X = np.random.random((3,3))

# We print X
print()
print('X = \n', X)
print()

# We print information about X
print('X has dimensions:', X.shape)
print('X is an object of type:', type(X))
print('The elements in x are of type:', X.dtype)

X =
[[ 0.12379926 0.52943854 0.3443525 ]
[ 0.11169547 0.82123909 0.52864397]
[ 0.58244133 0.21980803 0.69026858]]

X has dimensions: (3, 3)
X is an object of type: class 'numpy.ndarray'
The elements in x are of type: float64

NumPy also allows us to create ndarrays with random integers within a particular interval. The function np.random.randint(start, stop, size = shape) creates an ndarray of the given shape with random integers in the half-open interval [start, stop) . Let's see an example:

# We create a 3 x 2 ndarray with random integers in the half-open interval [4, 15).
X = np.random.randint(4,15,size=(3,2))

# We print X
print()
print('X = \n', X)
print()

# We print information about X
print('X has dimensions:', X.shape)
print('X is an object of type:', type(X))
print('The elements in X are of type:', X.dtype)

X =
[[ 7 11]
[ 9 11]
[ 6 7]]

X has dimensions: (3, 2)
X is an object of type: class 'numpy.ndarray'
The elements in X are of type: int64

In some cases, you may need to create ndarrays with random numbers that satisfy certain statistical properties. For example, you may want the random numbers in the ndarray to have an average of 0. NumPy allows you create random ndarrays with numbers drawn from various probability distributions. The function np.random.normal(mean, standard deviation, size=shape) , for example, creates an ndarray with the given shape that contains random numbers picked from a normal (Gaussian) distribution with the given mean and standard deviation . Let's create a 1,000 x 1,000 ndarray of random floating point numbers drawn from a normal distribution with a mean (average) of zero and a standard deviation of 0.1.

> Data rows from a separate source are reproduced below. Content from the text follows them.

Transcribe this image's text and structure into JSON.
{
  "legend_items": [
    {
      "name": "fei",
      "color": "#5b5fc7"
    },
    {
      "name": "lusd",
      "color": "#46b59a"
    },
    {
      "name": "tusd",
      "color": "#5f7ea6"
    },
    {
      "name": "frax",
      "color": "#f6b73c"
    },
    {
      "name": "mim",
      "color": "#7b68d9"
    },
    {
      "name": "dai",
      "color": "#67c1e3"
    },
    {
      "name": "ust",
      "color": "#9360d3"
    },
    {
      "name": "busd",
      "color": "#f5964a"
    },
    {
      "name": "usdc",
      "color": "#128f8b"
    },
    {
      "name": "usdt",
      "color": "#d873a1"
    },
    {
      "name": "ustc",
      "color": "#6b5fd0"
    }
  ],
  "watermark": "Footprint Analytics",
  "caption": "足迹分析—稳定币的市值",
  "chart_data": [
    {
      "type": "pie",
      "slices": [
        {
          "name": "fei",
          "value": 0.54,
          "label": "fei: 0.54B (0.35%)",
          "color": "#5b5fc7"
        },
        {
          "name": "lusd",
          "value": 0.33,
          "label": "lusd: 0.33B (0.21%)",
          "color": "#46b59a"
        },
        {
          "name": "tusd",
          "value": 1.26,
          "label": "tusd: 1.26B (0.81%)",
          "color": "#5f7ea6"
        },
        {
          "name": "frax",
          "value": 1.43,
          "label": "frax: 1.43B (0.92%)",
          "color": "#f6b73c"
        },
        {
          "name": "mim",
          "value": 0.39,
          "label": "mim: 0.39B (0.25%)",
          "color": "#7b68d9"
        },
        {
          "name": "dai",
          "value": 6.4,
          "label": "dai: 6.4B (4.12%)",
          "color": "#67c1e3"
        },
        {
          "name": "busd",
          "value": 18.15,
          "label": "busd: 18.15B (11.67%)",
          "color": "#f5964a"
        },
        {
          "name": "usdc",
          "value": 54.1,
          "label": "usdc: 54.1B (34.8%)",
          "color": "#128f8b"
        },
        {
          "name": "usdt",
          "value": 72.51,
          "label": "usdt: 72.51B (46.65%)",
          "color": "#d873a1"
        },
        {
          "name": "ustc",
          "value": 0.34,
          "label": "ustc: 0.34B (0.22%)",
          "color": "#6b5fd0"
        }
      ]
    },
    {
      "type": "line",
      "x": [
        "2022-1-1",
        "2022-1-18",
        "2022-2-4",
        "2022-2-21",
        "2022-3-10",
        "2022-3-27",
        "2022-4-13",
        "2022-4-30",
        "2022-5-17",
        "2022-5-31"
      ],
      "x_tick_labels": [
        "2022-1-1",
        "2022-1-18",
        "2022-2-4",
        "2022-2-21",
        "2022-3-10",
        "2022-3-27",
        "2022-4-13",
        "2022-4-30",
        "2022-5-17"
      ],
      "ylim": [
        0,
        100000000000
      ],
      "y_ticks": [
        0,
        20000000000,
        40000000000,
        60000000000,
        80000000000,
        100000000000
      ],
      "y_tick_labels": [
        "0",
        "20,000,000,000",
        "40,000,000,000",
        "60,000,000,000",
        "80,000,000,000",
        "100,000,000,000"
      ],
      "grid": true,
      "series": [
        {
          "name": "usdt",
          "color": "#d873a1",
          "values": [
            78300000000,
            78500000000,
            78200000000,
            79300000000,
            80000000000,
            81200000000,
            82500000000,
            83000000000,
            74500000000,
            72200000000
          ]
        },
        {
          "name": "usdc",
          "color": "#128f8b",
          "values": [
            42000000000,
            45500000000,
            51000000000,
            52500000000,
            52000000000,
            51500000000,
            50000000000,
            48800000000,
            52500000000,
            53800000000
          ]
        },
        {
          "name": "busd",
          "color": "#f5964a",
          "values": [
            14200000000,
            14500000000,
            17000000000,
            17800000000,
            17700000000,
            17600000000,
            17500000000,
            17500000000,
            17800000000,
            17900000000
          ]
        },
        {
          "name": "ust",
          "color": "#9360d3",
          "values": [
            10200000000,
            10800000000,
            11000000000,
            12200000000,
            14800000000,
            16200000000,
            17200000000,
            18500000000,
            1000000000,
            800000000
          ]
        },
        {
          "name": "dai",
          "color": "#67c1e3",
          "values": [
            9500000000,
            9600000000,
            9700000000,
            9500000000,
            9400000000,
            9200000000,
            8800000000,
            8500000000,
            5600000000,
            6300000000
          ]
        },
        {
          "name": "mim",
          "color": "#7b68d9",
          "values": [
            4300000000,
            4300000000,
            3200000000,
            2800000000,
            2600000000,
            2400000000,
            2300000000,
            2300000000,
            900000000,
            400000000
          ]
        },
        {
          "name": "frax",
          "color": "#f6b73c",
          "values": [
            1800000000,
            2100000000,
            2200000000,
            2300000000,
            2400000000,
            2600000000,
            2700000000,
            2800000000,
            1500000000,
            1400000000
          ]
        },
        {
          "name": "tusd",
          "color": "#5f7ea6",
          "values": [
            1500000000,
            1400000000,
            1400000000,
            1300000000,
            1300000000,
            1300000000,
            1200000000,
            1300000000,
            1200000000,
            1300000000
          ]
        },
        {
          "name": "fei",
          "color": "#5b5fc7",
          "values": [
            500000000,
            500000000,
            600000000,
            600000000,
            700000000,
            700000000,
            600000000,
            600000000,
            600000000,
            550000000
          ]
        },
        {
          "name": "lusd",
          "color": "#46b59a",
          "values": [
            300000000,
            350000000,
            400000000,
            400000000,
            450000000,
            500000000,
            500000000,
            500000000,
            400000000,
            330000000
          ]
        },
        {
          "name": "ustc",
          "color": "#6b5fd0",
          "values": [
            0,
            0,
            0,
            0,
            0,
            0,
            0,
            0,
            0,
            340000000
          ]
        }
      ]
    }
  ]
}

# We create a 1000 x 1000 ndarray of random floats drawn from normal (Gaussian) distribution
# with a mean of zero and a standard deviation of 0.1.
X = np.random.normal(0, 0.1, size=(1000,1000))

# We print X
print()
print('X = \n', X)
print()

# We print information about X
print('X has dimensions:', X.shape)
print('X is an object of type:', type(X))
print('The elements in X are of type:', X.dtype)
print('The elements in X have a mean of:', X.mean())
print('The maximum value in X is:', X.max())
print('The minimum value in X is:', X.min())
print('X has', (X < 0).sum(), 'negative numbers')
print('X has', (X > 0).sum(), 'positive numbers')

X =
[[ 0.04218614 0.03247225 -0.02936003 …, 0.01586796 -0.05599115 -0.03630946]
[ 0.13879995 -0.01583122 -0.16599967 …, 0.01859617 -0.08241612 0.09684025]
[ 0.14422252 -0.11635985 -0.04550231 …, -0.09748604 -0.09350044 0.02514799]
…,
[-0.10472516 -0.04643974 0.08856722 …, -0.02096011 -0.02946155 0.12930844]
[-0.26596955 0.0829783 0.11032549 …, -0.14492074 -0.00113646 -0.03566034]
[-0.12044482 0.20355356 0.13637195 …, 0.06047196 -0.04170031 -0.04957684]]

X has dimensions: (1000, 1000)
X is an object of type: class 'numpy.ndarray'
The elements in X are of type: float64
The elements in X have a mean of: -0.000121576684405
The maximum value in X is: 0.476673923106
The minimum value in X is: -0.499114224706
X has 500562 negative numbers
X has 499438 positive numbers

As we can see, the average of the random numbers in the ndarray is close to zero, both the maximum and minimum values in X are symmetric about zero (the average), and we have about the same amount of positive and negative numbers.